# Angle between the minute hand and hour hand of a clock?

At what time between $6$ a. m. and $7$ a. m. will the minute hand and hour hand of a clock make an angle closest to $60°$?

1. $6: 22$ a.m.
2. $6: 27$ a.m.
3. $6: 38$ a.m.
4. $6: 45$ a.m.

My attempt :

The angle between the hands can be found using the following formula:

\begin{align} \Delta\theta &= \vert \theta_{\text{hr}} - \theta_{\text{min.}} \vert \\ &= \vert 0.5^{\circ}\times(60\times H+M) -6^{\circ}\times M \vert \\ &= \vert 0.5^{\circ}\times(60\times H+M) -0.5^{\circ}\times 12 \times M \vert \\ &= \vert 0.5^{\circ}\times(60\times H -11 \times M) \vert \\ \end{align} where

H is the hour M is the minute If the angle is greater than 180 degrees then subtract it from 360 degrees.

Therefore :

1. $59^{\circ}$
2. $31.5^{\circ}$
3. $29^{\circ}$
4. $67.5^{\circ}$

Are my approach and solution correct ? Any other way to solve this ?

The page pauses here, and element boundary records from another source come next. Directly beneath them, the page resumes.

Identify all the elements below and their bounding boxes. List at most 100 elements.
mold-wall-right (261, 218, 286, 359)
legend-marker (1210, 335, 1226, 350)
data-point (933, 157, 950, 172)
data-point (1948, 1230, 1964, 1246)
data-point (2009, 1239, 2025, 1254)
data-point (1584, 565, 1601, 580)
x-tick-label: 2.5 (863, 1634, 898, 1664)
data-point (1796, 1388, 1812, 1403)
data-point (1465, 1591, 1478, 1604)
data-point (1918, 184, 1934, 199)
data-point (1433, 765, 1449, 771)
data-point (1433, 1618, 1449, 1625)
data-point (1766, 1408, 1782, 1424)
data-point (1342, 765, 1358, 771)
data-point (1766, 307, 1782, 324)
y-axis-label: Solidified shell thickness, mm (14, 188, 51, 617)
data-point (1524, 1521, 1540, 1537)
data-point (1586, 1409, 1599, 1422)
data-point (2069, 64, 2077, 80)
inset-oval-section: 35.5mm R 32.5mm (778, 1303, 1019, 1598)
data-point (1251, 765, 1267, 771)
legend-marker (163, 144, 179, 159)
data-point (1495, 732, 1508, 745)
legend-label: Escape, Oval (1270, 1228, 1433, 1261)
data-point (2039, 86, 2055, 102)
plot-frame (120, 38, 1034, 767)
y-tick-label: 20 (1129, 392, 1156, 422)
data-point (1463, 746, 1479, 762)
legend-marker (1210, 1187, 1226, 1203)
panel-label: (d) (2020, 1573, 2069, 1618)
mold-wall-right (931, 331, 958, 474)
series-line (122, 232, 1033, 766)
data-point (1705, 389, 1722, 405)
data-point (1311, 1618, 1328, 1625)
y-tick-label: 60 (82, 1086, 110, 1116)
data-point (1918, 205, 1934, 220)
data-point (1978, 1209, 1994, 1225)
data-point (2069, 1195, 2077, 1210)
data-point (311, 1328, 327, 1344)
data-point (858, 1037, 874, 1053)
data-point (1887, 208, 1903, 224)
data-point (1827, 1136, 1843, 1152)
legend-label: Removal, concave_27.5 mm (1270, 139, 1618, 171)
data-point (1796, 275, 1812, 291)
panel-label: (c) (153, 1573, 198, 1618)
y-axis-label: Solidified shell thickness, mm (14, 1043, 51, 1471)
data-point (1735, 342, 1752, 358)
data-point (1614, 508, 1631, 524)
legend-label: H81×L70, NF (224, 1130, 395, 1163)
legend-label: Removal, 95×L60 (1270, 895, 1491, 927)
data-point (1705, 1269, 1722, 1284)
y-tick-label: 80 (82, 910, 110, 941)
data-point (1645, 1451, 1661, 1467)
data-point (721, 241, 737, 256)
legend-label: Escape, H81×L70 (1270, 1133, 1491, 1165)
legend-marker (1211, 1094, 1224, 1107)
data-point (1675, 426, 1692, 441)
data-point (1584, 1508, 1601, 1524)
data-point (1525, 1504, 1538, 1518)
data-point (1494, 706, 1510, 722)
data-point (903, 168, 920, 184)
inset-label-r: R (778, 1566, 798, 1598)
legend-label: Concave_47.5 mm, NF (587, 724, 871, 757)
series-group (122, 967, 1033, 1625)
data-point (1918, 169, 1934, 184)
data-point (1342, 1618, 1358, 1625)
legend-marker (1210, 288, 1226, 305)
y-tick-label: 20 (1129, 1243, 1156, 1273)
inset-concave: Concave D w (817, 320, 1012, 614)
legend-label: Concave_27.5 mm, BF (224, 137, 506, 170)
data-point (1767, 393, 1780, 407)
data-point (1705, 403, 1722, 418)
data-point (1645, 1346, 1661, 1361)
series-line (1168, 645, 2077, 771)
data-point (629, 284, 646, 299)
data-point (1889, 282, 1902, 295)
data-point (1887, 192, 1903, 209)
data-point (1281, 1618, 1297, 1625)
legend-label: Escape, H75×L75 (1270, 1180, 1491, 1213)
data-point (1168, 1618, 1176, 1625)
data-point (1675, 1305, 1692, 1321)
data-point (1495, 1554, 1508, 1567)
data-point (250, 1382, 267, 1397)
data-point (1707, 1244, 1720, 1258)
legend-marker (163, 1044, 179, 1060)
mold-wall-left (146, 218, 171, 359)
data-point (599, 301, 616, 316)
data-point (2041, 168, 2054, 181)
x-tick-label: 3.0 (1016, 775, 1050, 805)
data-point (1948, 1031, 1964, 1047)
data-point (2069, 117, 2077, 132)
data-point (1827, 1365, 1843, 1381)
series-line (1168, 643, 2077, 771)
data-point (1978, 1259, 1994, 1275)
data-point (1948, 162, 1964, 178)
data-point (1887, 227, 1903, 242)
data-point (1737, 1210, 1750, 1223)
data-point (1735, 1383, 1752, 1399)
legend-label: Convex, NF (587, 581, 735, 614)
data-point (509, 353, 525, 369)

HINT : The hour hand moves $1/2$ degrees per minute while minute hand moves 6 degrees per minute. Hope this helps you.Thus it would be near to 60 at 6:22.so now here at 22 past 6 the hour hand would go 11 degrees while the minute hand would go 22.6=132 degrees so as per you stated it would be 180-132=48 so total angle would be 48+11 =59 nearest to 60.